Cornelio Schut (Amberes, 1629-Sevilla, 1685) es uno de los más destacados representantes del círculo de Murillo. Por el fiel seguimiento de sus modelos muchas obras de su mano se atribuyeron a aquél. El Museo guarda una pintura suya firmada y fechada en 1665, Retrato de Fray Domingo de Bruselas, así como una Inmaculada (hacia 1680) y un Niño Jesús dormido (hacia 1675) muy próximo a su estilo.
Matías de Arteaga (Villanueva de los Infantes, Ciudad Real, 1633-Sevilla, 1703) aunque fundamentalmente seguidor de Murillo, también asimiló algunos de los rasgos expresivos de Valdés Leal. En 1869 ingresaron en el Museo seis de las doce pinturas que realizó sobre la Vida de la Virgen (hacia 1680) para la iglesia sevillana de San Marcos. Las composiciones muestran elementos muy característicos de su producción, con amplias perspectivas arquitectónicas, solerías ajedrezadas y pequeñas figuras que siguen los expresivos modelos de Valdés Leal.
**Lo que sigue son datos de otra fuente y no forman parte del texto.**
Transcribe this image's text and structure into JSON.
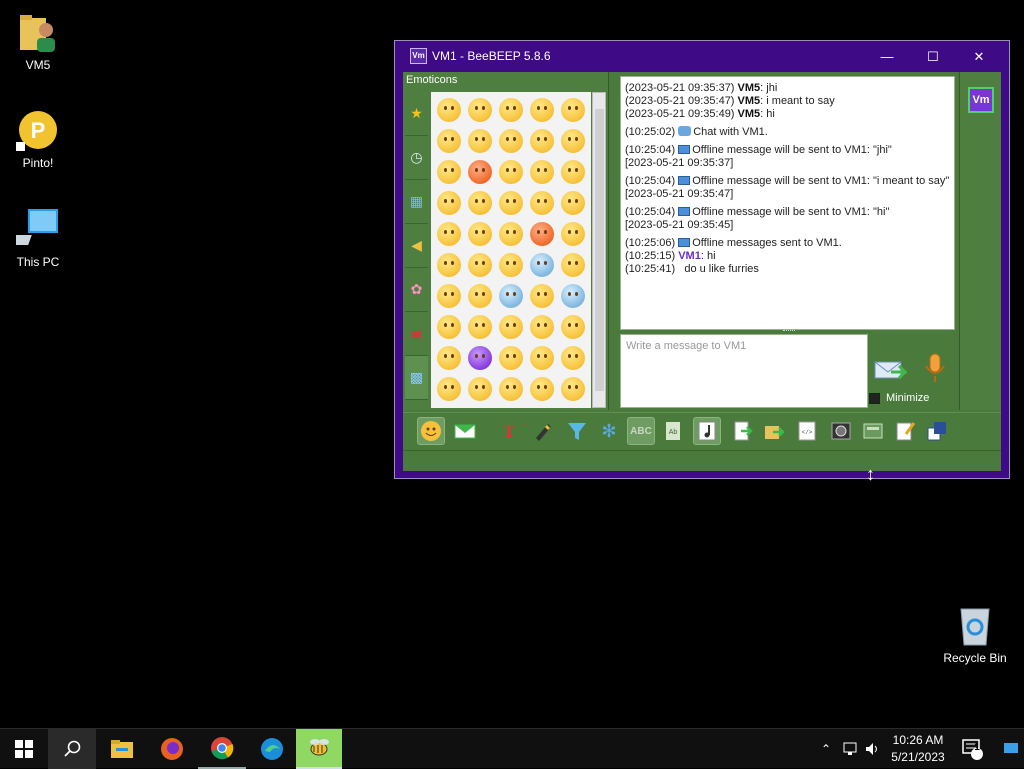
{
  "desktop": {
    "icons": [
      {
        "label": "VM5",
        "icon": "user-folder-icon"
      },
      {
        "label": "Pinto!",
        "icon": "pinto-app-icon"
      },
      {
        "label": "This PC",
        "icon": "computer-icon"
      },
      {
        "label": "Recycle Bin",
        "icon": "recycle-bin-icon"
      }
    ]
  },
  "window": {
    "title": "VM1 - BeeBEEP 5.8.6",
    "app_icon_text": "Vm",
    "minimize_glyph": "—",
    "maximize_glyph": "☐",
    "close_glyph": "✕",
    "accent_color": "#3f0a86",
    "panel_color": "#4a7a3c"
  },
  "emoticons": {
    "header": "Emoticons",
    "categories": [
      "favorites-star-icon",
      "recent-clock-icon",
      "objects-icon",
      "horn-icon",
      "flower-icon",
      "car-icon",
      "symbols-icon"
    ]
  },
  "chat": {
    "lines": [
      {
        "time": "(2023-05-21 09:35:37)",
        "sender": "VM5",
        "text": "jhi"
      },
      {
        "time": "(2023-05-21 09:35:47)",
        "sender": "VM5",
        "text": "i meant to say"
      },
      {
        "time": "(2023-05-21 09:35:49)",
        "sender": "VM5",
        "text": "hi"
      }
    ],
    "system_chat": {
      "time": "(10:25:02)",
      "text": "Chat with VM1."
    },
    "offline": [
      {
        "time": "(10:25:04)",
        "text": "Offline message will be sent to VM1: \"jhi\"",
        "stamp": "[2023-05-21 09:35:37]"
      },
      {
        "time": "(10:25:04)",
        "text": "Offline message will be sent to VM1: \"i meant to say\"",
        "stamp": "[2023-05-21 09:35:47]"
      },
      {
        "time": "(10:25:04)",
        "text": "Offline message will be sent to VM1: \"hi\"",
        "stamp": "[2023-05-21 09:35:45]"
      }
    ],
    "offline_sent": {
      "time": "(10:25:06)",
      "text": "Offline messages sent to VM1."
    },
    "reply": {
      "time": "(10:25:15)",
      "sender": "VM1",
      "text": "hi"
    },
    "last": {
      "time": "(10:25:41)",
      "text": "do   u like furries"
    }
  },
  "compose": {
    "placeholder": "Write a message to VM1",
    "minimize_label": "Minimize",
    "avatar_text": "Vm"
  },
  "toolbar": {
    "buttons": [
      "emoticons-icon",
      "send-mail-icon",
      "font-icon",
      "pen-color-icon",
      "filter-icon",
      "settings-gear-icon",
      "spellcheck-icon",
      "word-completion-icon",
      "music-note-icon",
      "file-transfer-icon",
      "folder-transfer-icon",
      "html-icon",
      "screenshot-icon",
      "save-chat-icon",
      "clear-chat-icon",
      "detach-icon"
    ]
  },
  "taskbar": {
    "time": "10:26 AM",
    "date": "5/21/2023",
    "notification_count": "1"
  }
}
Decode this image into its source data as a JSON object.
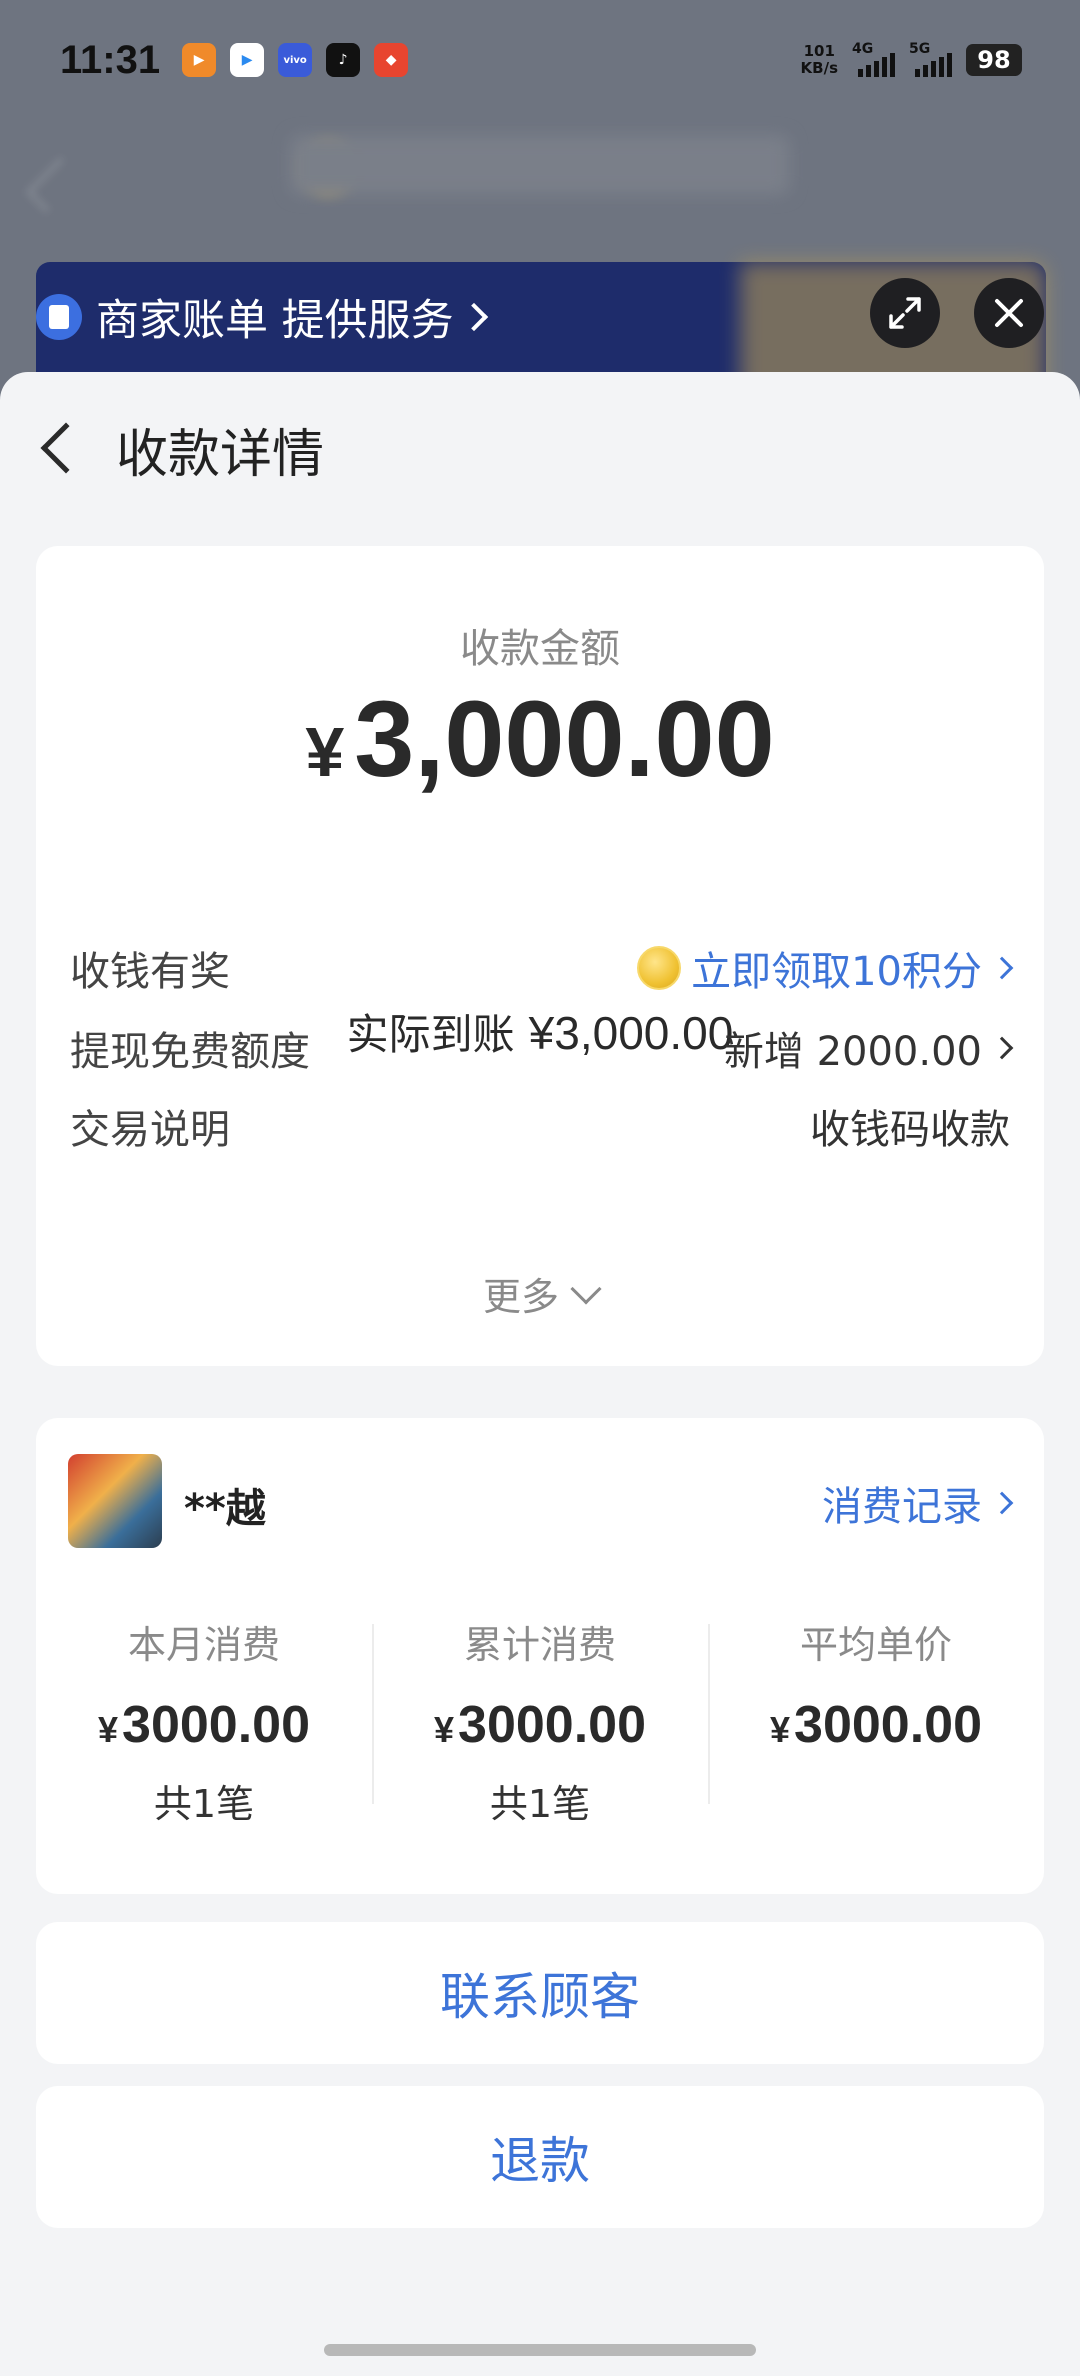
{
  "status_bar": {
    "time": "11:31",
    "net_speed_value": "101",
    "net_speed_unit": "KB/s",
    "sig1_label": "4G",
    "sig2_label": "5G",
    "battery": "98"
  },
  "service": {
    "text": "商家账单 提供服务"
  },
  "header": {
    "title": "收款详情"
  },
  "amount": {
    "label": "收款金额",
    "currency": "¥",
    "value": "3,000.00",
    "actual_label": "实际到账",
    "actual_value": "¥3,000.00"
  },
  "info_rows": [
    {
      "label": "收钱有奖",
      "value": "立即领取10积分"
    },
    {
      "label": "提现免费额度",
      "value": "新增 2000.00"
    },
    {
      "label": "交易说明",
      "value": "收钱码收款"
    }
  ],
  "more": "更多",
  "customer": {
    "name": "**越",
    "records_link": "消费记录",
    "stats": [
      {
        "label": "本月消费",
        "currency": "¥",
        "value": "3000.00",
        "count": "共1笔"
      },
      {
        "label": "累计消费",
        "currency": "¥",
        "value": "3000.00",
        "count": "共1笔"
      },
      {
        "label": "平均单价",
        "currency": "¥",
        "value": "3000.00",
        "count": ""
      }
    ]
  },
  "actions": {
    "contact": "联系顾客",
    "refund": "退款"
  },
  "colors": {
    "accent": "#3d74d8",
    "sheet_bg": "#f3f4f6",
    "card_bg": "#ffffff"
  }
}
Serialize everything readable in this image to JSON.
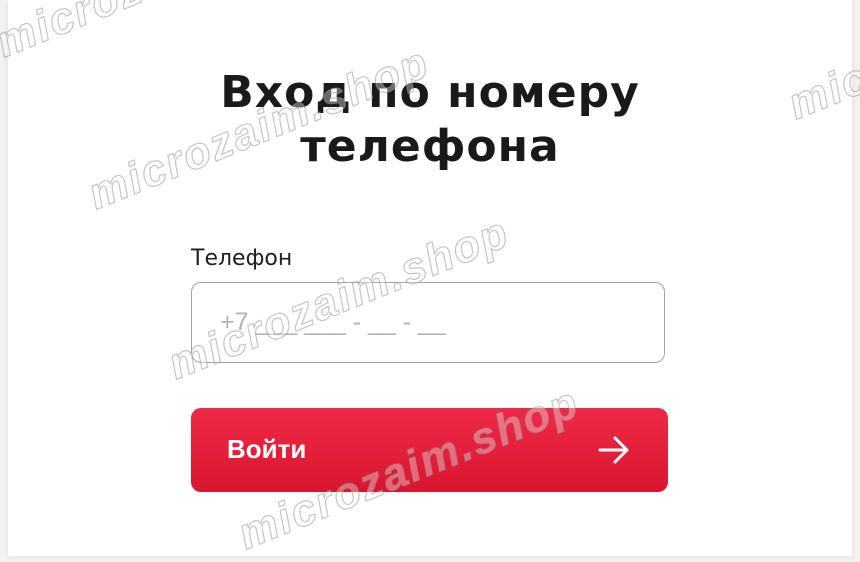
{
  "login_form": {
    "title": "Вход по номеру\nтелефона",
    "phone_label": "Телефон",
    "phone_placeholder": "+7 ___ ___ - __ - __",
    "submit_label": "Войти"
  },
  "watermark": {
    "text": "microzaim.shop"
  },
  "colors": {
    "accent": "#e31e3a",
    "input_border": "#a4a4a8",
    "title_text": "#1a1a1a"
  }
}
Pedro Núñez de Villavicencio (Sevilla, 1640-hacia 1695) es el más conocido de los discípulos de Murillo. Su estilo mezcla las influencias del maestro sevillano con las del italiano Mattía Preti, a quien conoció en un viaje a Italia. Los modelos de Murillo están especialmente presentes en las escenas de género o callejeras como El vendedor de vino (hacia 1685) del Museo. Muestra del influjo italiano es la obra Judith con la cabeza de Holofernes (1674), composición de acentuado dramatismo y efectos de claroscuro.
En los años que marcan el tránsito al siglo XVIII encontramos a otro fiel seguidor de Murillo, Francisco Meneses Osorio (Sevilla, 1640-1721), autor de varias obras guardadas en el Museo. San José con el Niño (1684), San Juan Bautista Niño (hacia 1685), Aparición de la Virgen de la Merced a San Pedro Nolasco (hacia 1690), y San Cirilo de Alejandría en el Concilio de Éfeso (1701).
A Juan Simón Gutiérrez (Medina Sidonia, Cádiz, 1643-Sevilla, 1718) pertenecen en el Museo obras de notable calidad como San Joaquín y Santa Ana (hacia 1700) y la monumental Santo Domingo confortado por la Virgen y Santas Mártires (1710).
La amplia producción que se conserva de Esteban Márquez (Puebla de Guzmán, Huelva, 1652- Sevilla, 1696) hace pensar que debió tener un activo taller donde realizaba obras de esquemas murillescos pero con unos rasgos en los tipos físicos y una dulzura expresiva que las caracteriza y diferencia.
Su representación en el Museo es con obras algo tardías como San Agustín y el Misterio de la Trinidad (hacia 1690) y Aparición de Cristo y la Virgen a San Agustín (hacia 1690) procedentes del Convento de San Agustín de Sevilla y San José con el Niño (hacia 1690), del Convento de San Antonio Abad.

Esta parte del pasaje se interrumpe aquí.